El debate sobre la convivencia escolar volvió a instalarse tras la publicación de un informe inédito de la Superintendencia de Educación, que pone cifras concretas a una realidad que venía tensionando a comunidades educativas, autoridades y apoderados: las sanciones disciplinarias más severas en los colegios del país -como expulsiones y cancelación de matrículas- no solo aumentaron, sino que se triplicaron en menos de una década.
Se trata del estudio “Caracterización de las medidas de expulsión y cancelación de matrícula (2016-2024): establecimientos, estudiantes y trayectorias educativas”, elaborado a partir del análisis de más de 8.200 expedientes notificados a la Supereduc y bases de datos del Ministerio de Educación.
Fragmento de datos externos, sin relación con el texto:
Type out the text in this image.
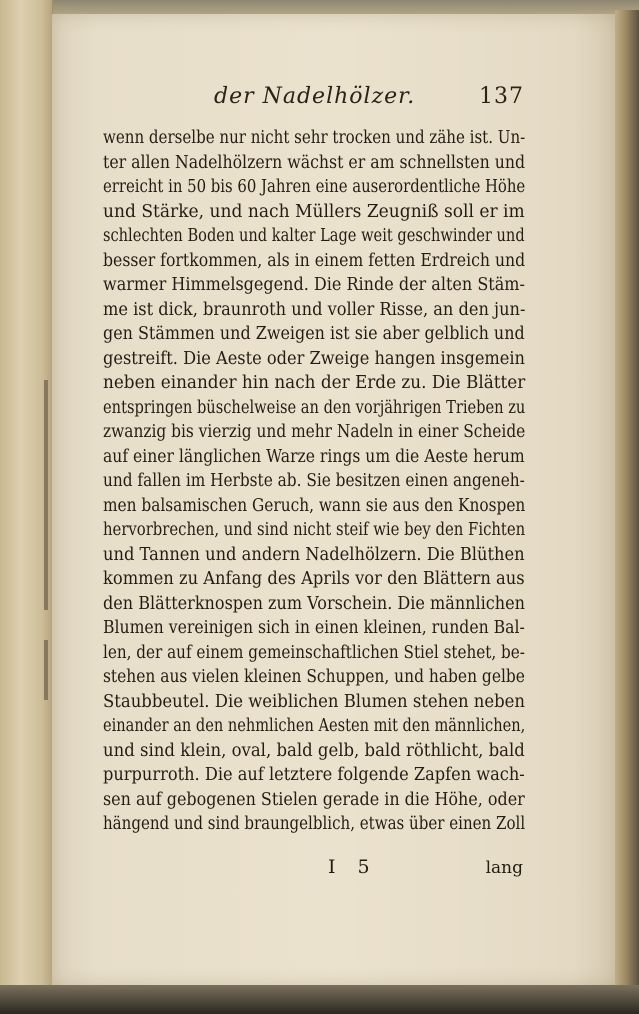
der Nadelhölzer.	137
wenn derselbe nur nicht sehr trocken und zähe ist. Un-
ter allen Nadelhölzern wächst er am schnellsten und
erreicht in 50 bis 60 Jahren eine auserordentliche Höhe
und Stärke, und nach Müllers Zeugniß soll er im
schlechten Boden und kalter Lage weit geschwinder und
besser fortkommen, als in einem fetten Erdreich und
warmer Himmelsgegend. Die Rinde der alten Stäm-
me ist dick, braunroth und voller Risse, an den jun-
gen Stämmen und Zweigen ist sie aber gelblich und
gestreift. Die Aeste oder Zweige hangen insgemein
neben einander hin nach der Erde zu. Die Blätter
entspringen büschelweise an den vorjährigen Trieben zu
zwanzig bis vierzig und mehr Nadeln in einer Scheide
auf einer länglichen Warze rings um die Aeste herum
und fallen im Herbste ab. Sie besitzen einen angeneh-
men balsamischen Geruch, wann sie aus den Knospen
hervorbrechen, und sind nicht steif wie bey den Fichten
und Tannen und andern Nadelhölzern. Die Blüthen
kommen zu Anfang des Aprils vor den Blättern aus
den Blätterknospen zum Vorschein. Die männlichen
Blumen vereinigen sich in einen kleinen, runden Bal-
len, der auf einem gemeinschaftlichen Stiel stehet, be-
stehen aus vielen kleinen Schuppen, und haben gelbe
Staubbeutel. Die weiblichen Blumen stehen neben
einander an den nehmlichen Aesten mit den männlichen,
und sind klein, oval, bald gelb, bald röthlicht, bald
purpurroth. Die auf letztere folgende Zapfen wach-
sen auf gebogenen Stielen gerade in die Höhe, oder
hängend und sind braungelblich, etwas über einen Zoll
I 5	lang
El documento ofrece una radiografía detallada sobre la aplicación de estas sanciones en el sistema escolar chileno, en medio de la permanente tensión entre garantizar ambientes seguros y resguardar el derecho a la educación.
Ante este escenario, la superintendenta de Educación, Loreto Orellana Zarricueta, salió al paso de una de las críticas más recurrentes en el debate, aseverando que es un “mito” que Aula Segura no se esté aplicando.
El informe también da cuenta de una fuerte concentración de estas sanciones en contextos de mayor vulnerabilidad. En 2024, casi dos tercios de las expulsiones ocurrieron en establecimientos donde más del 60% del alumnado es prioritario, una tendencia que contrasta con las cifras marginales observadas en colegios de baja vulnerabilidad.
En cuanto a las causales, la agresión física entre estudiantes lidera ampliamente las expulsiones y cancelaciones, aunque el informe también advierte un aumento de hechos de mayor gravedad, como porte de armas, consumo de drogas y agresiones sexuales, reflejando escenarios escolares cada vez más complejos.